Here is the ingest pipeline

PUT _ingest/pipeline/dga_ngram_expansion_inference
{
    "description": "Expands a domain into unigrams, bigrams and trigrams and makes a prediction of maliciousness",
    "processors": [
      {
        "script": {
          "id": "ngram-extractor-packetbeat",
          "params":{
            "ngram_count":1
          }
        }
      },
       {
        "script": {
          "id": "ngram-extractor-packetbeat",
          "params":{
            "ngram_count":2
          }
        }
      },
       {
        "script": {
          "id": "ngram-extractor-packetbeat",
          "params": {
            "ngram_count":3
          }
        }
      },
              {
  "inference": {
    "model_id": "dga_detection-1624426349035",
    "target_field": "predicted_label",
    "field_map":{},
    "inference_config": { "classification": {"num_top_classes": 2} }
  }
},
      {
        "script": {
          "id": "ngram-remover-packetbeat",
          "params":{
            "ngram_count":1
          }
        }
      },
       {
        "script": {
          "id": "ngram-remover-packetbeat",
          "params":{
            "ngram_count":2
          }
        }
      },
       {
        "script": {
          "id": "ngram-remover-packetbeat",
          "params": {
            "ngram_count":3
          }
        }
      }
    ]
}

Here is the Script used in the Ingest Pipeline:

POST _scripts/ngram-extractor-packetbeat
{
  "script": {
    "lang": "painless",
    "source": """
String nGramAtPosition(String fulldomain, int fieldcount, int n){

  String domain = fulldomain.splitOnToken('.')[0];
  if (fieldcount+n>=domain.length()){
    return ''
  }
  else 
{
  return domain.substring(fieldcount, fieldcount+n)
}
}
for (int i=0;i<ctx['dns']['question']['registered_domain'].length();i++){
  ctx['field_'+Integer.toString(params.ngram_count)+'_gram_'+Integer.toString(i)] = nGramAtPosition(ctx['dns']['question']['registered_domain'], i, params.ngram_count)
}"""
  }
}

Here is the Error from the Test Document:

Thank you in advance :slight_smile:

any suggestions on this one?

Quick guess after looking at the source: The JSON shows a field named "dns.question.registered_domain", which is not nested json.. try ctx["dns.question.registered_domain"] to access it and see if that works instead.

1 Like

Hey,

Thank you for your reply!

I did this, now I have an another error.
I tried it with double and single quotes

please stop pasting screenshots in here. It's hard to read for normal people and impossible for people with visual impairments.
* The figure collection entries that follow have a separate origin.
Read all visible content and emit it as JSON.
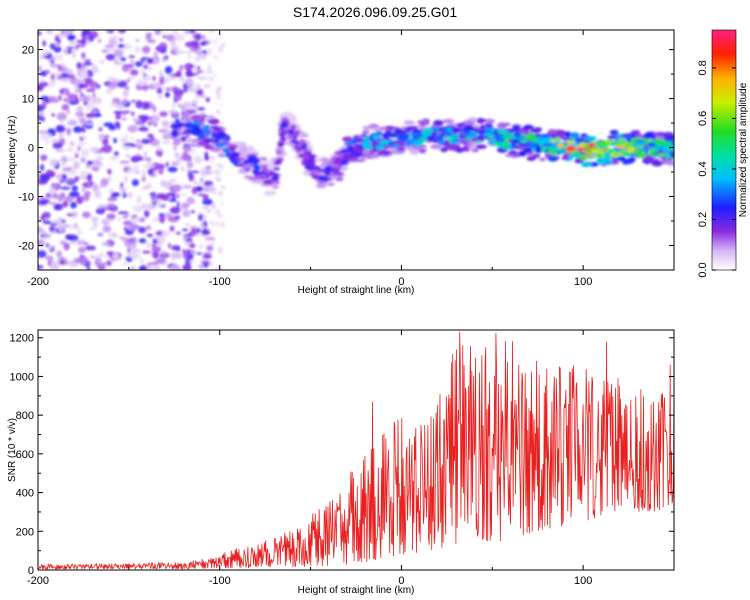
{
  "title": "S174.2026.096.09.25.G01",
  "colors": {
    "snr_line": "#e8201f",
    "axis": "#000000",
    "background": "#ffffff"
  },
  "chart_data": [
    {
      "type": "heatmap",
      "name": "spectrogram",
      "xlabel": "Height of straight line (km)",
      "ylabel": "Frequency (Hz)",
      "xlim": [
        -200,
        150
      ],
      "ylim": [
        -25,
        24
      ],
      "xticks": [
        -200,
        -100,
        0,
        100
      ],
      "yticks": [
        -20,
        -10,
        0,
        10,
        20
      ],
      "colorbar": {
        "label": "Normalized spectral amplitude",
        "range": [
          0.0,
          0.95
        ],
        "ticks": [
          0.0,
          0.2,
          0.4,
          0.6,
          0.8
        ],
        "colormap": "rainbow (violet to magenta)"
      },
      "noise_region_km": [
        -200,
        -105
      ],
      "ridge": [
        {
          "x": -125,
          "f": 4.0,
          "amp": 0.25
        },
        {
          "x": -110,
          "f": 3.5,
          "amp": 0.3
        },
        {
          "x": -100,
          "f": 2.0,
          "amp": 0.3
        },
        {
          "x": -90,
          "f": -2.0,
          "amp": 0.25
        },
        {
          "x": -80,
          "f": -4.0,
          "amp": 0.25
        },
        {
          "x": -70,
          "f": -7.0,
          "amp": 0.2
        },
        {
          "x": -64,
          "f": 5.0,
          "amp": 0.2
        },
        {
          "x": -55,
          "f": 0.0,
          "amp": 0.2
        },
        {
          "x": -45,
          "f": -6.0,
          "amp": 0.2
        },
        {
          "x": -35,
          "f": -4.0,
          "amp": 0.25
        },
        {
          "x": -30,
          "f": -1.0,
          "amp": 0.3
        },
        {
          "x": -20,
          "f": 1.0,
          "amp": 0.35
        },
        {
          "x": 0,
          "f": 2.0,
          "amp": 0.35
        },
        {
          "x": 20,
          "f": 2.5,
          "amp": 0.4
        },
        {
          "x": 45,
          "f": 2.5,
          "amp": 0.4
        },
        {
          "x": 60,
          "f": 1.5,
          "amp": 0.45
        },
        {
          "x": 80,
          "f": 0.5,
          "amp": 0.55
        },
        {
          "x": 100,
          "f": -0.5,
          "amp": 0.9
        },
        {
          "x": 120,
          "f": 0.0,
          "amp": 0.7
        },
        {
          "x": 135,
          "f": 0.0,
          "amp": 0.55
        },
        {
          "x": 150,
          "f": -0.5,
          "amp": 0.45
        }
      ]
    },
    {
      "type": "line",
      "name": "snr",
      "xlabel": "Height of straight line (km)",
      "ylabel": "SNR (10 * v/v)",
      "xlim": [
        -200,
        150
      ],
      "ylim": [
        0,
        1240
      ],
      "xticks": [
        -200,
        -100,
        0,
        100
      ],
      "yticks": [
        0,
        200,
        400,
        600,
        800,
        1000,
        1200
      ],
      "envelope": [
        {
          "x": -200,
          "lo": 5,
          "hi": 30
        },
        {
          "x": -150,
          "lo": 5,
          "hi": 35
        },
        {
          "x": -120,
          "lo": 5,
          "hi": 40
        },
        {
          "x": -100,
          "lo": 10,
          "hi": 80
        },
        {
          "x": -90,
          "lo": 10,
          "hi": 120
        },
        {
          "x": -80,
          "lo": 10,
          "hi": 130
        },
        {
          "x": -60,
          "lo": 15,
          "hi": 220
        },
        {
          "x": -40,
          "lo": 20,
          "hi": 350
        },
        {
          "x": -25,
          "lo": 30,
          "hi": 550
        },
        {
          "x": -15,
          "lo": 50,
          "hi": 700
        },
        {
          "x": 0,
          "lo": 80,
          "hi": 800
        },
        {
          "x": 20,
          "lo": 100,
          "hi": 1050
        },
        {
          "x": 35,
          "lo": 150,
          "hi": 1200
        },
        {
          "x": 55,
          "lo": 150,
          "hi": 1220
        },
        {
          "x": 75,
          "lo": 200,
          "hi": 1100
        },
        {
          "x": 100,
          "lo": 250,
          "hi": 1050
        },
        {
          "x": 120,
          "lo": 300,
          "hi": 1000
        },
        {
          "x": 140,
          "lo": 300,
          "hi": 900
        },
        {
          "x": 150,
          "lo": 350,
          "hi": 1050
        }
      ],
      "peaks": [
        {
          "x": -16,
          "y": 870
        },
        {
          "x": 32,
          "y": 1230
        },
        {
          "x": 52,
          "y": 1225
        },
        {
          "x": 113,
          "y": 1180
        },
        {
          "x": 148,
          "y": 1060
        }
      ]
    }
  ]
}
It seems that this field is an array in one of your documents and this is not of type string but of type array list. You may need to check for that in your script.

Ok sorry didn't know that...

Thank you.
I found now a solution with your tip.
ctx["dns.question.registered_domain"][0]

With this the script worked almost as excepted, there is still a minor problem.
The Script do not extract all Ngrams, and the model throws now a exception that the fields are empty..

Also I didn't get it why all fields of the source document are an array...